Property can be a bit of a stumbling block in some areas, as prices have gone up so much. The currency is also strong, which has posed some issues for those who receive their income in pounds, and there’s the fact that the UK state pension will be frozen if you move. However, if you can overcome these things, then a new life in the sun awaits.
The US offers much more affordable housing, and in many respects a lower cost of living than in the UK.
It appeals to those who don’t want to live with a language barrier, but want more space, possibly more sun, and an American Dream of their own.
There are some important things to factor in before you move, such as the additional cost of healthcare, and the exchange rate. However, one bonus is that your state pension will rise at the same rate it does in the UK.

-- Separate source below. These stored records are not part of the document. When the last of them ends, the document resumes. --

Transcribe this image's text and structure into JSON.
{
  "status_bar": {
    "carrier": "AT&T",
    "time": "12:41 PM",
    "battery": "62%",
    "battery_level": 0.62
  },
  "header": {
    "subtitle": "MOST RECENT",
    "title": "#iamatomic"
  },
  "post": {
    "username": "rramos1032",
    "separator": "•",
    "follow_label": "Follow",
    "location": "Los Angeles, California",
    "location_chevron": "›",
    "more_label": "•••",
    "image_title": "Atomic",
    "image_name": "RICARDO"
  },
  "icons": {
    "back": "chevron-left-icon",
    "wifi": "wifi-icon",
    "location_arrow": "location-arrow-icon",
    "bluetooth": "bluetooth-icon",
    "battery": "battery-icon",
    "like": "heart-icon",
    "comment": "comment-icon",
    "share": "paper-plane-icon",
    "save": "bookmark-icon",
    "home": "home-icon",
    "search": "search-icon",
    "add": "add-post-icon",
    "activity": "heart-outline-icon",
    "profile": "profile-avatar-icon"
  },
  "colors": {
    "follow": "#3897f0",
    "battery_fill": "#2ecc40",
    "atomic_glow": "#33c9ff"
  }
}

France is close to home, and yet offers cheaper accommodation than the UK, a lower cost of living, and in many regions there’s better weather too.
Your pension will rise at the same rate it would in the UK, and at any time friends and family are just a short boat or plane ride away. It’s no wonder France is the second most popular dream destination for retirees.
It will come as little surprise that Spain tops the list - largely because it’s already the most common overseas retirement destination for Brits.
Millions of us have experienced the delights of the sun, sea, and the lower cost of living while we were on holiday in the country, so it’s hardly a shock that so many want to experience it on a full-time basis in retirement.
Huge falls in the price of property has made this a cheap place to buy, and the fact that your state pension will keep pace with rises in the UK means you’ll be able to maintain your standard of living throughout your retirement.